Cancro al seno, lo sfogo di 200 donne: “Non siamo fighe, siamo dei rottami”

200 donne affette da cancro al seno si raccontano in una lettera, pronte a gridare al mondo: "Non siamo fighe, siamo dei rottami"

“Non siamo fighe, siamo dei rottami”. A parlare così sono oltre 200 donne che in una lettera criticano apertamente il modo in cui il cancro al seno viene trattato dai media, dove viene diffusa un’informazione “infiocchettata e buonista, politicamente corretta, che vuole le donne guarite al 99% di cancro al seno”.
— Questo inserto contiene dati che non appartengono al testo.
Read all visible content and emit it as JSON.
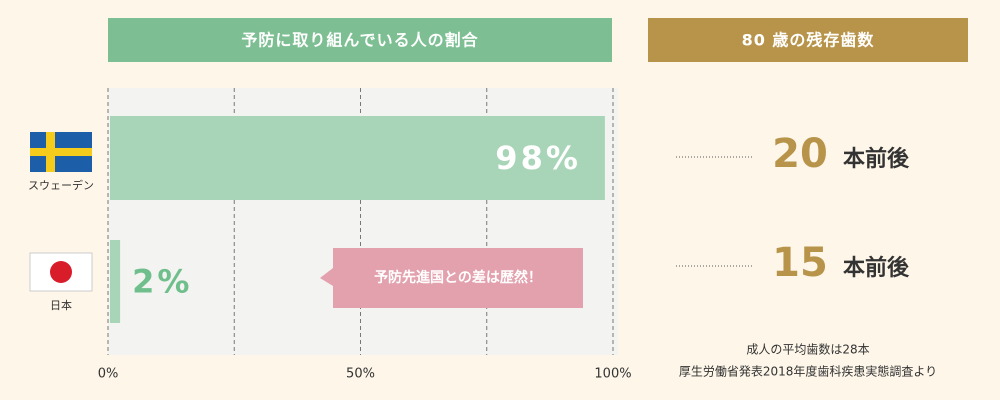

Solo qualche settimana fa Nadia Toffa aveva rivelato in diretta tv alle Iene di aver sconfitto il cancro. “Non trattateci da malati – aveva spiegato la conduttrice e inviata del programma -, noi malati di cancro siamo dei guerrieri, dei fighi pazzeschi”.

Le sue dichiarazioni avevano diviso la Rete, fra chi, come Elena Santarelli, si era complimentata con Nadia Toffa, appoggiando le sue parole, e chi invece non è affatto d’accordo con lei. Come le 200 donne che vorrebbero un’informazione più completa e “meno buonista” riguardo il cancro al seno di cui, purtroppo, ancora si muore.
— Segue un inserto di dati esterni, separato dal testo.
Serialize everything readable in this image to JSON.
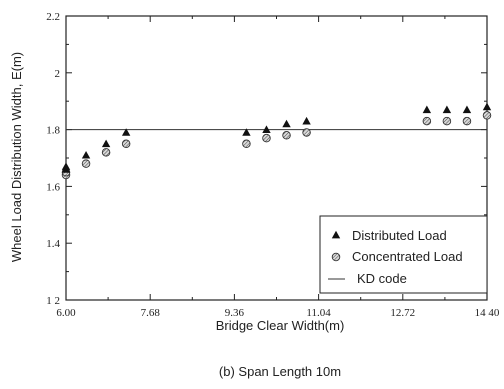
{
  "chart_data": {
    "type": "scatter",
    "xlabel": "Bridge Clear Width(m)",
    "ylabel": "Wheel Load Distribution Width, E(m)",
    "caption": "(b) Span Length 10m",
    "xlim": [
      6.0,
      14.4
    ],
    "ylim": [
      1.2,
      2.2
    ],
    "x_ticks": [
      6.0,
      7.68,
      9.36,
      11.04,
      12.72,
      14.4
    ],
    "x_tick_labels": [
      "6.00",
      "7.68",
      "9.36",
      "11.04",
      "12.72",
      "14 40"
    ],
    "y_ticks": [
      1.2,
      1.4,
      1.6,
      1.8,
      2.0,
      2.2
    ],
    "y_tick_labels": [
      "1 2",
      "1.4",
      "1.6",
      "1.8",
      "2",
      "2.2"
    ],
    "grid": false,
    "legend_position": "bottom-right",
    "series": [
      {
        "name": "Distributed Load",
        "marker": "triangle",
        "color": "#111111",
        "x": [
          6.0,
          6.0,
          6.4,
          6.8,
          7.2,
          9.6,
          10.0,
          10.4,
          10.8,
          13.2,
          13.6,
          14.0,
          14.4
        ],
        "y": [
          1.66,
          1.67,
          1.71,
          1.75,
          1.79,
          1.79,
          1.8,
          1.82,
          1.83,
          1.87,
          1.87,
          1.87,
          1.88
        ]
      },
      {
        "name": "Concentrated Load",
        "marker": "hatched-circle",
        "color": "#555555",
        "x": [
          6.0,
          6.0,
          6.4,
          6.8,
          7.2,
          9.6,
          10.0,
          10.4,
          10.8,
          13.2,
          13.6,
          14.0,
          14.4
        ],
        "y": [
          1.64,
          1.65,
          1.68,
          1.72,
          1.75,
          1.75,
          1.77,
          1.78,
          1.79,
          1.83,
          1.83,
          1.83,
          1.85
        ]
      }
    ],
    "reference_lines": [
      {
        "name": "KD code",
        "y": 1.8
      }
    ]
  }
}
Secondo gli ultimi dati sono 30 mila in Italia le donne a cui è stato diagnosticato un tumore al seno metastatico, al IV stadio, quello più grave. Di queste circa 12 mila ogni anno non ce la fanno, ma nessuno si ricorda di loro e sui media non se ne parla.

“Leggiamo molti articoli e notizie sul cancro al seno – spiegano nella lettera – e ci colpisce la disinformazione generale”. Sulla Rete invece vengono spesso accusare di “togliere la speranza per aver detto la verità […] perché negli stadi avanzati la percentuale di sopravvivenza scende al 75%”.

Di queste 200 donne ognuna ha una storia personale particolare, ma tutte sono unite nella lotta contro il cancro e guardano lucidamente al futuro, affrontando ogni giorno esami di laboratorio, Tac, Pet, terapie e biopsie.

“Altro che fighe, siamo dei rottami – spiegano con lucidità -. […] Nessuno parla di noi. E noi moriamo lasciando figli mariti genitori fratelli sorelle. Lottiamo ogni giorno tra esami di laboratorio, Tac, Pet, Eco, biopsie, terapie di ogni genere, visite. Nessuno lo dice ma noi siamo già condannate al momento della diagnosi. Cerchiamo di essere serene allegre ma è difficile. Molte di noi hanno dovuto lasciare il lavoro, altre sono state licenziate. Avere l’invalidità è difficilissimo, figuriamoci l’accompagnamento. Ma la nostra qualità di vita è scadente. Siamo abbandonate da tutti, anche dai propri compagni, perché è difficile vivere con una malata di cancro”.